About a decade ago, I played tag rugby once a week for a summer.

While I never played “real” rugby, this was easy enough to pick up (pardon the pun) and it was an enjoyable way to keep someway fit.

Sometimes, though, the rules got the better of me. There was the time in one of the early games where I made a knifing run from deep, got clear and sprinted over the line.

Delighted with myself at having got on the scoresheet, I nonchalantly tossed the ball away like they do in American football – forgetting that it needed to be touched down to be classed as a try, and so I was actually penalised for a forward pass.

Possession changes hands when the team with the ball have been “tagged” five times.

On one occasion, I thought that the referee had made a mistake when he said, “Tag four,” and I wondered aloud if it should have been tag five and a changeover. Immediately, he ran to where I was standing, close to our goal and reset the opposing team to tag zero.

It was far from a heinous crime by me, but it made sure that I didn’t question the referee’s authority in any more games, and it underlined the levels of respect afforded to them in the sport.


Almost always, players refer to the referee as “Sir” and there is little or no dissent, as the penalty is disproportionately heavy enough to be a near-complete deterrent.

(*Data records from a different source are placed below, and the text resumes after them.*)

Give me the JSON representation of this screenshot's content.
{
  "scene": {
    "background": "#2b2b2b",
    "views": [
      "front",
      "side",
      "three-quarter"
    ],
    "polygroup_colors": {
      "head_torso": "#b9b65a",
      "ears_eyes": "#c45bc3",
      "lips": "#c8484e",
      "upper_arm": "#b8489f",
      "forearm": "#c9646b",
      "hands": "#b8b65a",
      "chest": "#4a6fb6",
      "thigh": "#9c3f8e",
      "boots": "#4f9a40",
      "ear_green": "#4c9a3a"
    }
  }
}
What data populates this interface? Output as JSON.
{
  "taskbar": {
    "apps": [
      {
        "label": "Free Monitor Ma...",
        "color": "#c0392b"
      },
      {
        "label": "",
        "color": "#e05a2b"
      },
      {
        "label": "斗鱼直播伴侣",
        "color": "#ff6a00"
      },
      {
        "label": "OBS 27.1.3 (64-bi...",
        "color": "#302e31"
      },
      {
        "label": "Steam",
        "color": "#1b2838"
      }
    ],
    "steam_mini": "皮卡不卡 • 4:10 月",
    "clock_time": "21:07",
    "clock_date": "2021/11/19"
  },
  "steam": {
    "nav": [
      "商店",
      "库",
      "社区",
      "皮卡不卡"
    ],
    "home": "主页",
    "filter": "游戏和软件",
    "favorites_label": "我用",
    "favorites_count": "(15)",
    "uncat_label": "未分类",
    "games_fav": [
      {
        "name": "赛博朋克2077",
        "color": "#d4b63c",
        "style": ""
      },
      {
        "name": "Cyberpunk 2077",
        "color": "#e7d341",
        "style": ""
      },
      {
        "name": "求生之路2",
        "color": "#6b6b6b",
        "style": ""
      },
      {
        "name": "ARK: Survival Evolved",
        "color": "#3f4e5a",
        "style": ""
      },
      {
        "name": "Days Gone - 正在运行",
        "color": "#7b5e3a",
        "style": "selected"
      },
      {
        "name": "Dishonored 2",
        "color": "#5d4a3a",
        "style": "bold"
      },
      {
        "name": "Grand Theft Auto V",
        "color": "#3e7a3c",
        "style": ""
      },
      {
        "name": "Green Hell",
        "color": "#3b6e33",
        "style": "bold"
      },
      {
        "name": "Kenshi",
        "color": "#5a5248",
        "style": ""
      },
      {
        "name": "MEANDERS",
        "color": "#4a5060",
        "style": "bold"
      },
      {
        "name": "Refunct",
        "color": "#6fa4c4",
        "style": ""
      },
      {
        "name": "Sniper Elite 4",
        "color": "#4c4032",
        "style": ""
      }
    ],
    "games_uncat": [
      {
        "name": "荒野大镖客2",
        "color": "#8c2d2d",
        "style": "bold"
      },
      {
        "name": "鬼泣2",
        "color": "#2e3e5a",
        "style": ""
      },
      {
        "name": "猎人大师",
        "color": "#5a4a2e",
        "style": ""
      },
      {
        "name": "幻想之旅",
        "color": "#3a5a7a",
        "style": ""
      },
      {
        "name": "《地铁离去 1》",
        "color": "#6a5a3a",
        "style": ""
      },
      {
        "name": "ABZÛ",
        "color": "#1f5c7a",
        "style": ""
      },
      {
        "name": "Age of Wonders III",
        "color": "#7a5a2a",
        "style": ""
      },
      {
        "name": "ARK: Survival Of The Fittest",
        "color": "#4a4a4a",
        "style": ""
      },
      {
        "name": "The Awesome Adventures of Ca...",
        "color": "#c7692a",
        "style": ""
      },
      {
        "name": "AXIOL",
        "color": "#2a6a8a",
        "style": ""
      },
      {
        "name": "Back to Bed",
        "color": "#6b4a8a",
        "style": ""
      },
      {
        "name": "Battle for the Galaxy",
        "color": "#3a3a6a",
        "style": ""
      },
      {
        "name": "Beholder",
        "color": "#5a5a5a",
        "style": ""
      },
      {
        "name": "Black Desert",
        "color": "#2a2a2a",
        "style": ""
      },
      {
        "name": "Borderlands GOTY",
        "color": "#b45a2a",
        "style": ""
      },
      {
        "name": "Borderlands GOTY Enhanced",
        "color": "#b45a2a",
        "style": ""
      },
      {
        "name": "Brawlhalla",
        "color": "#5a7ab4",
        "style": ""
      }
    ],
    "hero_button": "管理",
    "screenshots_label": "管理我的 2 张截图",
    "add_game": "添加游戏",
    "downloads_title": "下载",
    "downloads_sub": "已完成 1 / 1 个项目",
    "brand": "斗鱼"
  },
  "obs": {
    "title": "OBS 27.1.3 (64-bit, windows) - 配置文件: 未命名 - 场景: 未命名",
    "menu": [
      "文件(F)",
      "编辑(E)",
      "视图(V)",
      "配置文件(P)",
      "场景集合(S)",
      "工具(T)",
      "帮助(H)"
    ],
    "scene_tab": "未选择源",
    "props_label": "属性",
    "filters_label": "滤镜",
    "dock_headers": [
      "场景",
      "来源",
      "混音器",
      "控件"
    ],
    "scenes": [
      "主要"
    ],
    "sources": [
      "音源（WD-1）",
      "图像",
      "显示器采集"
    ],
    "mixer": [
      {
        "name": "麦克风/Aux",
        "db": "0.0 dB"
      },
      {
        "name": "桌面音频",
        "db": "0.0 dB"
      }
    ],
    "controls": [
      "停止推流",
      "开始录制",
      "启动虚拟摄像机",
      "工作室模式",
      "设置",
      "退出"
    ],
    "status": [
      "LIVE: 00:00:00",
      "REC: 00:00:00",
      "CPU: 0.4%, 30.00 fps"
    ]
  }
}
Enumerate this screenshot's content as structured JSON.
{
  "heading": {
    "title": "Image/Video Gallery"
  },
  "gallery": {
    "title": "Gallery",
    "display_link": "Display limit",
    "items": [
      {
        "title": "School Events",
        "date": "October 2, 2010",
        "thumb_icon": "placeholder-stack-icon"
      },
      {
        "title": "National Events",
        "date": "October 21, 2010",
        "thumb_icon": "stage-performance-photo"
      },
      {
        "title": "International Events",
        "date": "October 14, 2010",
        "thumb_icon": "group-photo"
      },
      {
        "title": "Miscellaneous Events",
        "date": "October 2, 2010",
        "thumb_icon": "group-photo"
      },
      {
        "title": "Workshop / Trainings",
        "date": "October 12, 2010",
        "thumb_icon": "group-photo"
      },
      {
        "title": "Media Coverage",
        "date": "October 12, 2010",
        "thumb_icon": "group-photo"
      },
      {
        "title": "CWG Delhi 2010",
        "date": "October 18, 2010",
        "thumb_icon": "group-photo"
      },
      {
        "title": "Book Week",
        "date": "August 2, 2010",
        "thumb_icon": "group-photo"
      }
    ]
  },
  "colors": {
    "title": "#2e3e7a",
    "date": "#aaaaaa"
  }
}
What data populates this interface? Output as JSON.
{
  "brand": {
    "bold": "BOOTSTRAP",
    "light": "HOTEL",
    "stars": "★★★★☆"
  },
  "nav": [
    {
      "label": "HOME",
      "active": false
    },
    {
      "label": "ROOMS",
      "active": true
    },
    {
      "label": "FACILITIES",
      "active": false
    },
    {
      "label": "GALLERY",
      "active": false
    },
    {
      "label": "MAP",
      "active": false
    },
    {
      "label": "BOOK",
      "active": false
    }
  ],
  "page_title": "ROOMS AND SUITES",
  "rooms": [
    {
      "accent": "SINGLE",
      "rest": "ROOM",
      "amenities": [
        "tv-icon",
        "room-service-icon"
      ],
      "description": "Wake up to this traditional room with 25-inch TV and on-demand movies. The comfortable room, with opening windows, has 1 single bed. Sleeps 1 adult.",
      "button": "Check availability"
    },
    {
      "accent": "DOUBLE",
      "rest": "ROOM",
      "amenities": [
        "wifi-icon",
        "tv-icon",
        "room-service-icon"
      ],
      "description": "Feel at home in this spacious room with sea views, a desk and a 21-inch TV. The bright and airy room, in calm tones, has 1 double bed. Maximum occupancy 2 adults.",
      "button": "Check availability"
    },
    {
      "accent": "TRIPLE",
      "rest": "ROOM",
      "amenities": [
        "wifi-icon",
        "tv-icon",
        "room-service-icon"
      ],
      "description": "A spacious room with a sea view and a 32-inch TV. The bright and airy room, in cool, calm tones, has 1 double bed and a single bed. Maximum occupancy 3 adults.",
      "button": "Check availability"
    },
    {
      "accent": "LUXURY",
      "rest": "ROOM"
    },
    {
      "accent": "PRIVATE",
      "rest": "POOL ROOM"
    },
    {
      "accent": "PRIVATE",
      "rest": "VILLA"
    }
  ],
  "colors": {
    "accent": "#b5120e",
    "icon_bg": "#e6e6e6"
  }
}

A few years ago, there was a move at the GAA’s annual Congress to punish backchat by bringing frees forward 30 metres rather than the current 13. It would have made a lot of frees guaranteed points, and so clamped down on the problem in an effective way.

Presumably those who voted in strong enough numbers to defeat the motion were looking at it from the point of view that their team might be in danger of coughing up such easy scoring opportunities rather than benefitting from them.

It was just another example of the slow and gradual erosion of respect for referees in GAA, something that led to a lot of people being indirectly affected by the lack of games in Roscommon last weekend.

With the county’s referees having taken a decision to stand down in the wake of the vicious assault on one of their number, Kevin Naughton, in an underage game last Wednesday week – and with camogie and ladies’ football refs going out with them in support – the fields fell silent.

I have heard of a referee at a club game leaving the venue in his car and being followed out of the venue by a jeep, staying almost bumper-to-bumper in an act of intimidation.

Obviously, players around Roscommon were left kicking their heels through no fault of their own, but if such incidents don’t have a strong pushback, then unfortunately they will keep happening again and again.

Essentially, refs – or their linesmen or umpires – are the lightning rod for every bad thing that happens in a game. With no “supporters” to respond if you launch a tirade, they are the easy targets rather than searching elsewhere for more deep-rooted reasons for a defeat.

That eventually leads to a situation where a mentor to a team of teenage boys makes the decision to walk on to the field – ostensibly calmly – and assault a referee.

When players, managers or supporters bemoan the quality of referees, do they ever consider the fact that the risks attached to the role are enough to put plenty off ever giving it a try?

I have heard of a referee at a club game leaving the venue in his car and being followed out of the venue by a jeep, staying almost bumper-to-bumper in an act of intimidation.

At county level, it’s not unknown for a selector to be given the job of “marking” the referee, staying in earshot as much as he can to try to influence decisions.

It’s not as if anyone will ever get rich from being a GAA ref, so why put yourself in such a spotlight?

One would hope that the Roscommon incident would lead to a turning point but speaking on the radio last week, inter-county referee David Gough said that this would grab headlines for a few days and then, once a county made a high-profile managerial appointment, it would recede again until the next time.

Until there is strong, deterrent action, the risk of a next time will always remain.

Limerick protest venue change

Amusing is the wrong word, but it’s certainly somewhat unusual that the controversy around the Munster v South Africa rugby game on 10 November  is not where you might have expected it.

After a request from Cork County Board to host the game at Páirc Uí Chaoimh – the first rugby game at a GAA venue other than Croke Park – the association’s Central Council approved it without a hint of minority opinion.

It won’t be first-choice teams involved, as South Africa are fitting in the game between clashes against Ireland and France, but the novelty factor should draw a big crowd to the banks of the Lee.

Similarly, the income won’t make a huge dent in Cork’s stadium debt, but it’s obvious that the whole event is a dry run in case the possibility arises where “the Páirc” could hold a Heineken Champions Cup quarter-final or semi-final.

And that is also the reason why local media in Limerick were running stories about the possible loss to the local economy there due to the game not being in Thomond Park.

While the absence of one match in a November tour may not be crippling, the fear that Thomond Park would be relegated to second choice for the really big games in the future is something that those on Shannonside wish to guard against.

Of course, if and when that happens, it will mean that Munster are back at the very top table in Europe, so let’s put it in the “nice headache to have” folder.